Perhaps you did and you forgot. Seemed a worthwhile thing to bring up in light of all we’ve learned these last several years. And in case anyone hasn’t read it recently, let’s refresh our memories on what we’ve lost:
The Fourth Amendment to the Constitution of the United States of America:
The right of the people to be secure in their persons, houses, papers, and effects, against unreasonable searches and seizures, shall not be violated, and no Warrants shall issue, but upon probable cause, supported by Oath or affirmation, and particularly describing the place to be searched, and the persons or things to be seized.
But back to the matter at hand: In January 2008, and throughout his entire presidential campaign, then-Sen. Barack Obama was objectively consistent: “Wiretaps without warrants” = bad.
“...Under an Obama presidency, Americans will be able to leave behind the era of George W. Bush, Dick Cheney and ‘wiretaps without warrants.’"
He could not have been more clear, nor could the headline from CNET:
“Obama: No Warrantless Wiretaps if You Elect Me”
If you recall, there was quite the brouhaha about library book privacy. Remember? We were so innocent back then … just 16 years ago. Obama campaigned on it. Privacy matters. Your ability to be secure in your “papers” mattered, intoned the “Constitutional law” “professor.” Month after month after month ...
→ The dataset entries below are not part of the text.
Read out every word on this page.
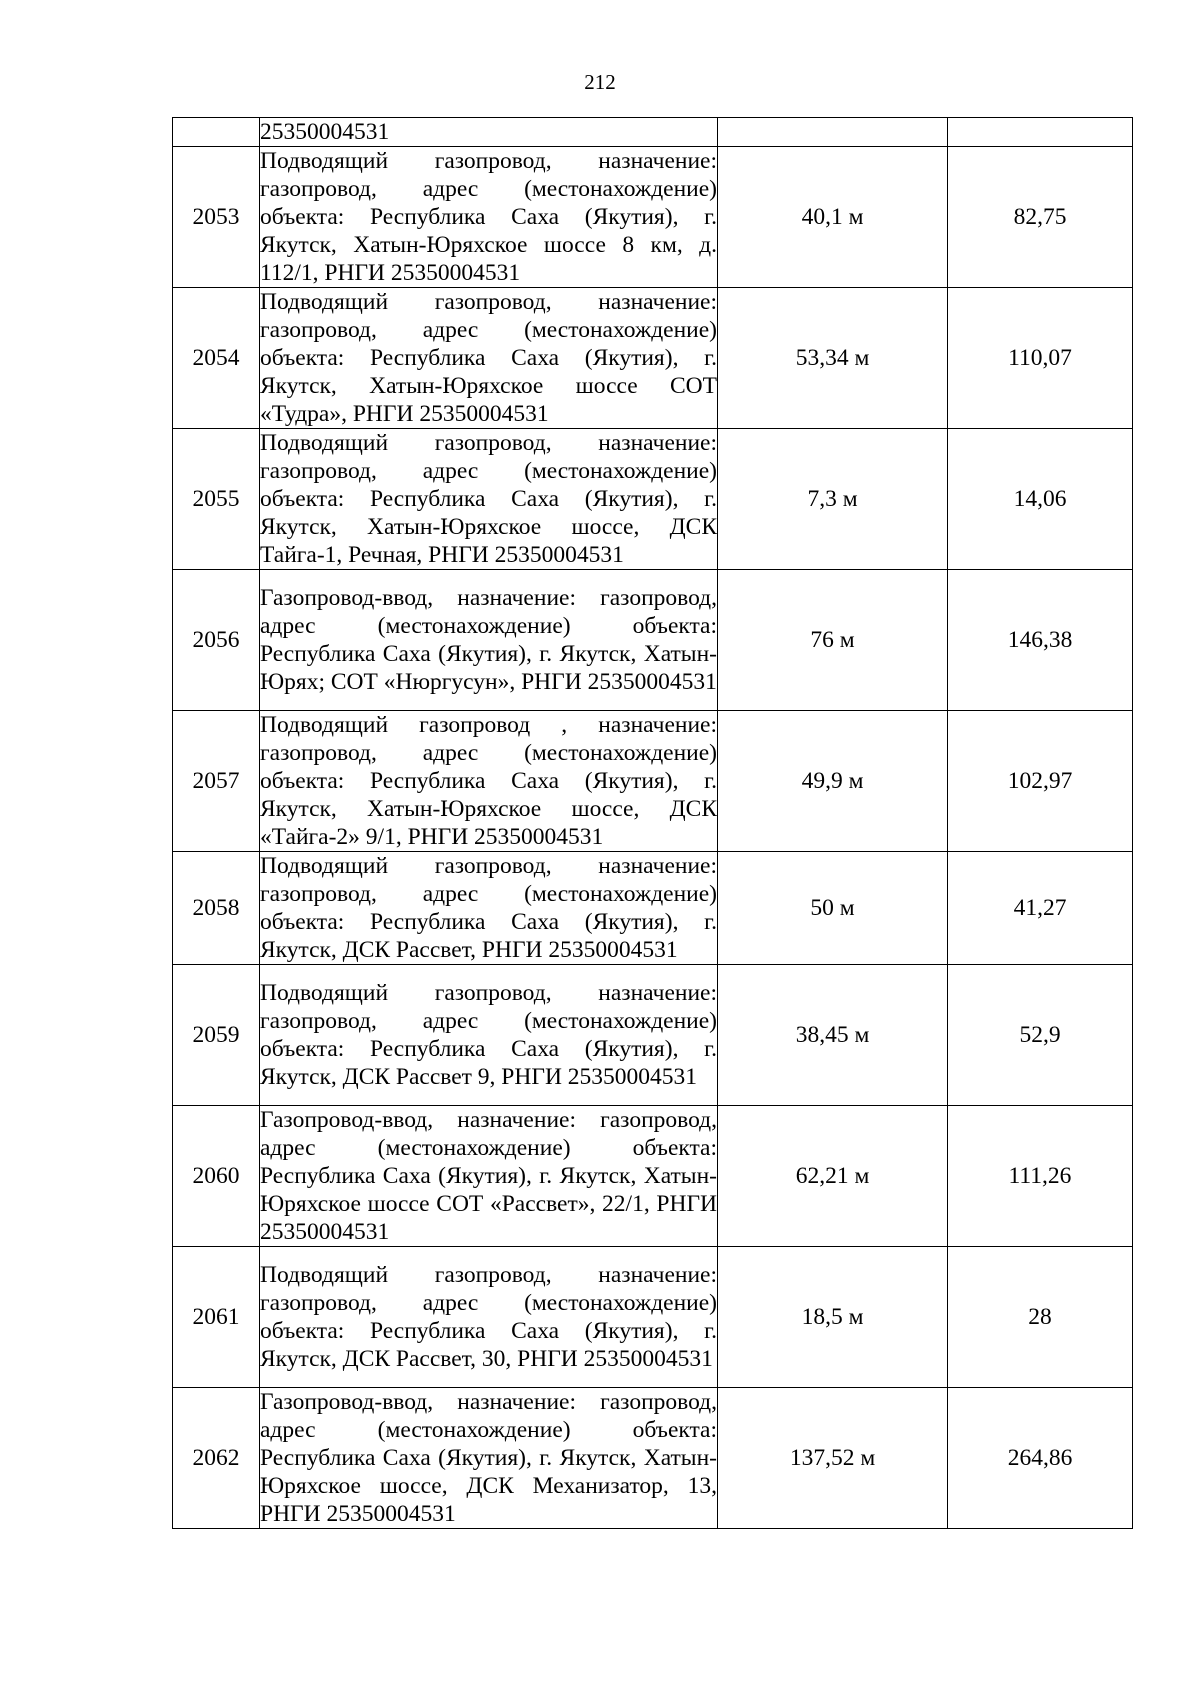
212
	25350004531		
2053	Подводящий газопровод, назначение: газопровод, адрес (местонахождение) объекта: Республика Саха (Якутия), г. Якутск, Хатын-Юряхское шоссе 8 км, д. 112/1, РНГИ 25350004531	40,1 м	82,75
2054	Подводящий газопровод, назначение: газопровод, адрес (местонахождение) объекта: Республика Саха (Якутия), г. Якутск, Хатын-Юряхское шоссе СОТ «Тудра», РНГИ 25350004531	53,34 м	110,07
2055	Подводящий газопровод, назначение: газопровод, адрес (местонахождение) объекта: Республика Саха (Якутия), г. Якутск, Хатын-Юряхское шоссе, ДСК Тайга-1, Речная, РНГИ 25350004531	7,3 м	14,06
2056	Газопровод-ввод, назначение: газопровод, адрес (местонахождение) объекта: Республика Саха (Якутия), г. Якутск, Хатын-Юрях; СОТ «Нюргусун», РНГИ 25350004531	76 м	146,38
2057	Подводящий газопровод , назначение: газопровод, адрес (местонахождение) объекта: Республика Саха (Якутия), г. Якутск, Хатын-Юряхское шоссе, ДСК «Тайга-2» 9/1, РНГИ 25350004531	49,9 м	102,97
2058	Подводящий газопровод, назначение: газопровод, адрес (местонахождение) объекта: Республика Саха (Якутия), г. Якутск, ДСК Рассвет, РНГИ 25350004531	50 м	41,27
2059	Подводящий газопровод, назначение: газопровод, адрес (местонахождение) объекта: Республика Саха (Якутия), г. Якутск, ДСК Рассвет 9, РНГИ 25350004531	38,45 м	52,9
2060	Газопровод-ввод, назначение: газопровод, адрес (местонахождение) объекта: Республика Саха (Якутия), г. Якутск, Хатын-Юряхское шоссе СОТ «Рассвет», 22/1, РНГИ 25350004531	62,21 м	111,26
2061	Подводящий газопровод, назначение: газопровод, адрес (местонахождение) объекта: Республика Саха (Якутия), г. Якутск, ДСК Рассвет, 30, РНГИ 25350004531	18,5 м	28
2062	Газопровод-ввод, назначение: газопровод, адрес (местонахождение) объекта: Республика Саха (Якутия), г. Якутск, Хатын-Юряхское шоссе, ДСК Механизатор, 13, РНГИ 25350004531	137,52 м	264,86
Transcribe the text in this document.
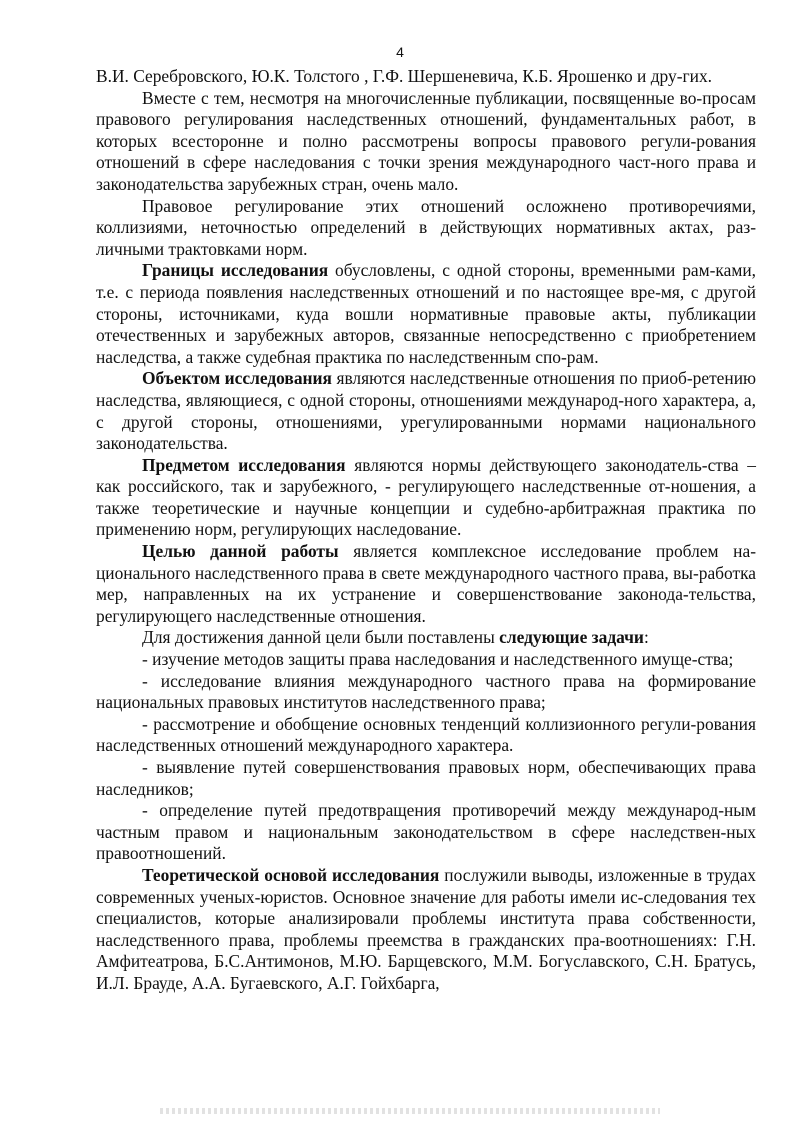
4

В.И. Серебровского, Ю.К. Толстого , Г.Ф. Шершеневича, К.Б. Ярошенко и дру-гих.

Вместе с тем, несмотря на многочисленные публикации, посвященные во-просам правового регулирования наследственных отношений, фундаментальных работ, в которых всесторонне и полно рассмотрены вопросы правового регули-рования отношений в сфере наследования с точки зрения международного част-ного права и законодательства зарубежных стран, очень мало.

Правовое регулирование этих отношений осложнено противоречиями, коллизиями, неточностью определений в действующих нормативных актах, раз-личными трактовками норм.

Границы исследования обусловлены, с одной стороны, временными рам-ками, т.е. с периода появления наследственных отношений и по настоящее вре-мя, с другой стороны, источниками, куда вошли нормативные правовые акты, публикации отечественных и зарубежных авторов, связанные непосредственно с приобретением наследства, а также судебная практика по наследственным спо-рам.

Объектом исследования являются наследственные отношения по приоб-ретению наследства, являющиеся, с одной стороны, отношениями международ-ного характера, а, с другой стороны, отношениями, урегулированными нормами национального законодательства.

Предметом исследования являются нормы действующего законодатель-ства – как российского, так и зарубежного, - регулирующего наследственные от-ношения, а также теоретические и научные концепции и судебно-арбитражная практика по применению норм, регулирующих наследование.

Целью данной работы является комплексное исследование проблем на-ционального наследственного права в свете международного частного права, вы-работка мер, направленных на их устранение и совершенствование законода-тельства, регулирующего наследственные отношения.

Для достижения данной цели были поставлены следующие задачи:

- изучение методов защиты права наследования и наследственного имуще-ства;

- исследование влияния международного частного права на формирование национальных правовых институтов наследственного права;

- рассмотрение и обобщение основных тенденций коллизионного регули-рования наследственных отношений международного характера.

- выявление путей совершенствования правовых норм, обеспечивающих права наследников;

- определение путей предотвращения противоречий между международ-ным частным правом и национальным законодательством в сфере наследствен-ных правоотношений.

Теоретической основой исследования послужили выводы, изложенные в трудах современных ученых-юристов. Основное значение для работы имели ис-следования тех специалистов, которые анализировали проблемы института права собственности, наследственного права, проблемы преемства в гражданских пра-воотношениях: Г.Н. Амфитеатрова, Б.С.Антимонов, М.Ю. Барщевского, М.М. Богуславского, С.Н. Братусь, И.Л. Брауде, А.А. Бугаевского, А.Г. Гойхбарга,
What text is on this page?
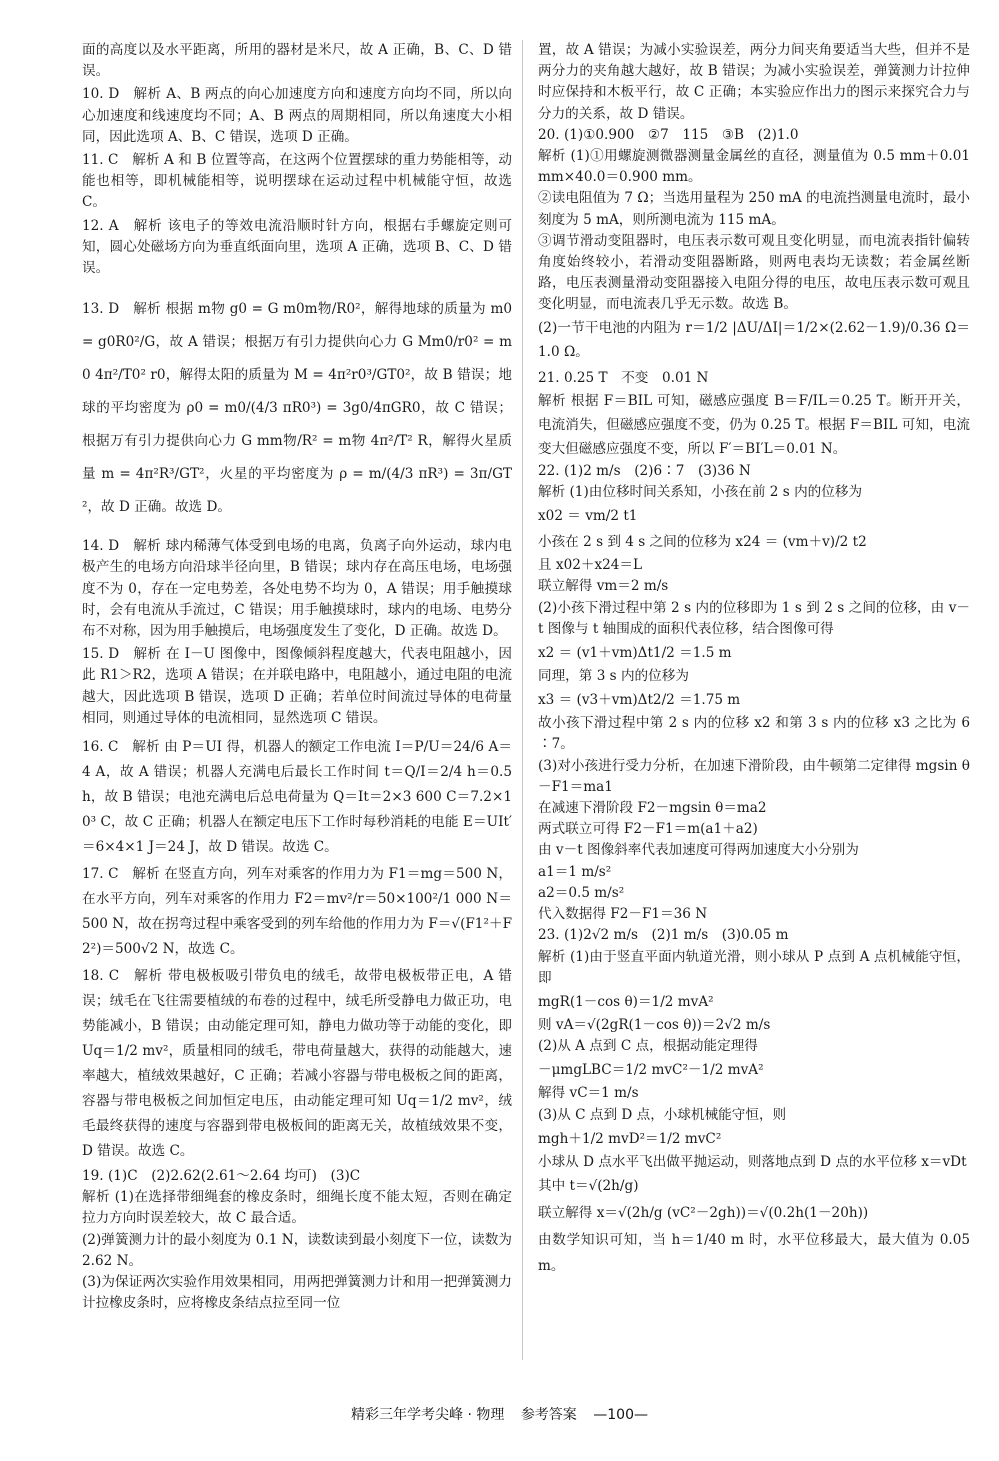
面的高度以及水平距离，所用的器材是米尺，故 A 正确，B、C、D 错误。

10. D　解析 A、B 两点的向心加速度方向和速度方向均不同，所以向心加速度和线速度均不同；A、B 两点的周期相同，所以角速度大小相同，因此选项 A、B、C 错误，选项 D 正确。

11. C　解析 A 和 B 位置等高，在这两个位置摆球的重力势能相等，动能也相等，即机械能相等，说明摆球在运动过程中机械能守恒，故选 C。

12. A　解析 该电子的等效电流沿顺时针方向，根据右手螺旋定则可知，圆心处磁场方向为垂直纸面向里，选项 A 正确，选项 B、C、D 错误。

13. D　解析 根据 m物 g0 = G m0m物/R0²，解得地球的质量为 m0 = g0R0²/G，故 A 错误；根据万有引力提供向心力 G Mm0/r0² = m0 4π²/T0² r0，解得太阳的质量为 M = 4π²r0³/GT0²，故 B 错误；地球的平均密度为 ρ0 = m0/(4/3 πR0³) = 3g0/4πGR0，故 C 错误；根据万有引力提供向心力 G mm物/R² = m物 4π²/T² R，解得火星质量 m = 4π²R³/GT²，火星的平均密度为 ρ = m/(4/3 πR³) = 3π/GT²，故 D 正确。故选 D。

14. D　解析 球内稀薄气体受到电场的电离，负离子向外运动，球内电极产生的电场方向沿球半径向里，B 错误；球内存在高压电场，电场强度不为 0，存在一定电势差，各处电势不均为 0，A 错误；用手触摸球时，会有电流从手流过，C 错误；用手触摸球时，球内的电场、电势分布不对称，因为用手触摸后，电场强度发生了变化，D 正确。故选 D。

15. D　解析 在 I－U 图像中，图像倾斜程度越大，代表电阻越小，因此 R1＞R2，选项 A 错误；在并联电路中，电阻越小，通过电阻的电流越大，因此选项 B 错误，选项 D 正确；若单位时间流过导体的电荷量相同，则通过导体的电流相同，显然选项 C 错误。

16. C　解析 由 P＝UI 得，机器人的额定工作电流 I＝P/U＝24/6 A＝4 A，故 A 错误；机器人充满电后最长工作时间 t＝Q/I＝2/4 h＝0.5 h，故 B 错误；电池充满电后总电荷量为 Q＝It＝2×3 600 C＝7.2×10³ C，故 C 正确；机器人在额定电压下工作时每秒消耗的电能 E＝UIt′＝6×4×1 J＝24 J，故 D 错误。故选 C。

17. C　解析 在竖直方向，列车对乘客的作用力为 F1＝mg＝500 N，在水平方向，列车对乘客的作用力 F2＝mv²/r＝50×100²/1 000 N＝500 N，故在拐弯过程中乘客受到的列车给他的作用力为 F＝√(F1²＋F2²)＝500√2 N，故选 C。

18. C　解析 带电极板吸引带负电的绒毛，故带电极板带正电，A 错误；绒毛在飞往需要植绒的布卷的过程中，绒毛所受静电力做正功，电势能减小，B 错误；由动能定理可知，静电力做功等于动能的变化，即 Uq＝1/2 mv²，质量相同的绒毛，带电荷量越大，获得的动能越大，速率越大，植绒效果越好，C 正确；若减小容器与带电极板之间的距离，容器与带电极板之间加恒定电压，由动能定理可知 Uq＝1/2 mv²，绒毛最终获得的速度与容器到带电极板间的距离无关，故植绒效果不变，D 错误。故选 C。

19. (1)C　(2)2.62(2.61～2.64 均可)　(3)C

解析 (1)在选择带细绳套的橡皮条时，细绳长度不能太短，否则在确定拉力方向时误差较大，故 C 最合适。

(2)弹簧测力计的最小刻度为 0.1 N，读数读到最小刻度下一位，读数为 2.62 N。

(3)为保证两次实验作用效果相同，用两把弹簧测力计和用一把弹簧测力计拉橡皮条时，应将橡皮条结点拉至同一位

置，故 A 错误；为减小实验误差，两分力间夹角要适当大些，但并不是两分力的夹角越大越好，故 B 错误；为减小实验误差，弹簧测力计拉伸时应保持和木板平行，故 C 正确；本实验应作出力的图示来探究合力与分力的关系，故 D 错误。

20. (1)①0.900　②7　115　③B　(2)1.0

解析 (1)①用螺旋测微器测量金属丝的直径，测量值为 0.5 mm＋0.01 mm×40.0＝0.900 mm。

②读电阻值为 7 Ω；当选用量程为 250 mA 的电流挡测量电流时，最小刻度为 5 mA，则所测电流为 115 mA。

③调节滑动变阻器时，电压表示数可观且变化明显，而电流表指针偏转角度始终较小，若滑动变阻器断路，则两电表均无读数；若金属丝断路，电压表测量滑动变阻器接入电阻分得的电压，故电压表示数可观且变化明显，而电流表几乎无示数。故选 B。

(2)一节干电池的内阻为 r＝1/2 |ΔU/ΔI|＝1/2×(2.62－1.9)/0.36 Ω＝1.0 Ω。

21. 0.25 T　不变　0.01 N

解析 根据 F＝BIL 可知，磁感应强度 B＝F/IL＝0.25 T。断开开关，电流消失，但磁感应强度不变，仍为 0.25 T。根据 F＝BIL 可知，电流变大但磁感应强度不变，所以 F′＝BI′L＝0.01 N。

22. (1)2 m/s　(2)6∶7　(3)36 N

解析 (1)由位移时间关系知，小孩在前 2 s 内的位移为

x02 ＝ vm/2 t1

小孩在 2 s 到 4 s 之间的位移为 x24 ＝ (vm＋v)/2 t2

且 x02＋x24＝L

联立解得 vm＝2 m/s

(2)小孩下滑过程中第 2 s 内的位移即为 1 s 到 2 s 之间的位移，由 v－t 图像与 t 轴围成的面积代表位移，结合图像可得

x2 ＝ (v1＋vm)Δt1/2 ＝1.5 m

同理，第 3 s 内的位移为

x3 ＝ (v3＋vm)Δt2/2 ＝1.75 m

故小孩下滑过程中第 2 s 内的位移 x2 和第 3 s 内的位移 x3 之比为 6∶7。

(3)对小孩进行受力分析，在加速下滑阶段，由牛顿第二定律得 mgsin θ－F1＝ma1

在减速下滑阶段 F2－mgsin θ＝ma2

两式联立可得 F2－F1＝m(a1＋a2)

由 v－t 图像斜率代表加速度可得两加速度大小分别为

a1＝1 m/s²

a2＝0.5 m/s²

代入数据得 F2－F1＝36 N

23. (1)2√2 m/s　(2)1 m/s　(3)0.05 m

解析 (1)由于竖直平面内轨道光滑，则小球从 P 点到 A 点机械能守恒，即

mgR(1－cos θ)＝1/2 mvA²

则 vA＝√(2gR(1－cos θ))＝2√2 m/s

(2)从 A 点到 C 点，根据动能定理得

－μmgLBC＝1/2 mvC²－1/2 mvA²

解得 vC＝1 m/s

(3)从 C 点到 D 点，小球机械能守恒，则

mgh＋1/2 mvD²＝1/2 mvC²

小球从 D 点水平飞出做平抛运动，则落地点到 D 点的水平位移 x＝vDt

其中 t＝√(2h/g)

联立解得 x＝√(2h/g (vC²－2gh))＝√(0.2h(1－20h))

由数学知识可知，当 h＝1/40 m 时，水平位移最大，最大值为 0.05 m。

精彩三年学考尖峰 · 物理 参考答案 —100—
Until he was sworn in on Jan. 20, 2009.
Then, like a sore on your privates after a one night stand, it appeared; on the morning of Jan. 23, 2009, Obama’s freshly-minted DOJ was in federal court saying the exact opposite. “Wiretaps without warrants” = GOOD. Gotta love the Wired headline: Obama Sides with Bush in Spy Case. Literally less than 72 hours after having his hand on the Bible.
“...Weighing [in on] whether a U.S. president may bypass Congress and establish a program of eavesdropping on Americans without warrants... the Obama administration... ask[ed] the courts to rule on [its] constitutionality…”
Obama was sworn in at noon on January 20. The brief was filed at 10:30 a.m. on January 23. Half of D.C. was still hung over from all the inauguration parties at that point. (The other half was still drunk.) And the entire media, ideologically drunk on The One being “immaculated" (h/t Rush Limbaugh, R.I.P.) in the White House, just breezed right by it, their cognitive dissonance combined with being pickled was just too much.
But then a remarkable thing happened on the way to the O’Promised Land … it got worse. Much, much worse.
As Sundance at The Conservative Treehouse has rightly observed on many occasions, the George W. Bush presidency formalized the spying-on-us-all architecture post 9/11 with the Patriot Act, but it was the Barack H. Obama presidency which injected and animated the progressive virus to weaponize it against the regime’s enemies … and the viral particles, like viral particles do, have mutated and multiplied. They say “personnel is policy”? Well, Obama planted thousands of his ideological allies throughout every agency then made them nearly impossible to fire, and the Biden regime is, even as we speak, installing mechanisms to make them even more impervious to dismissal should, God forbid (to them!), Trump win this November’s election.
If there’s anything we’ve learned from these people, it’s that they never sleep. Progressivism is ideological herpes: once you get it, you can never get rid of it. Oh, you can treat the symptoms of it, hope for fewer outbreaks, but outright kill it? Oh no, it never dies. It remains, waiting…
Should this November’s election turn out to be “too big to rig” (as Trump is fond of saying), we can only hope his DOJ is in federal court just as expeditiously in January 2025 to begin to suffocate that federal virus as much as humanly possible. Our nation’s health, our Liberty, depends on it.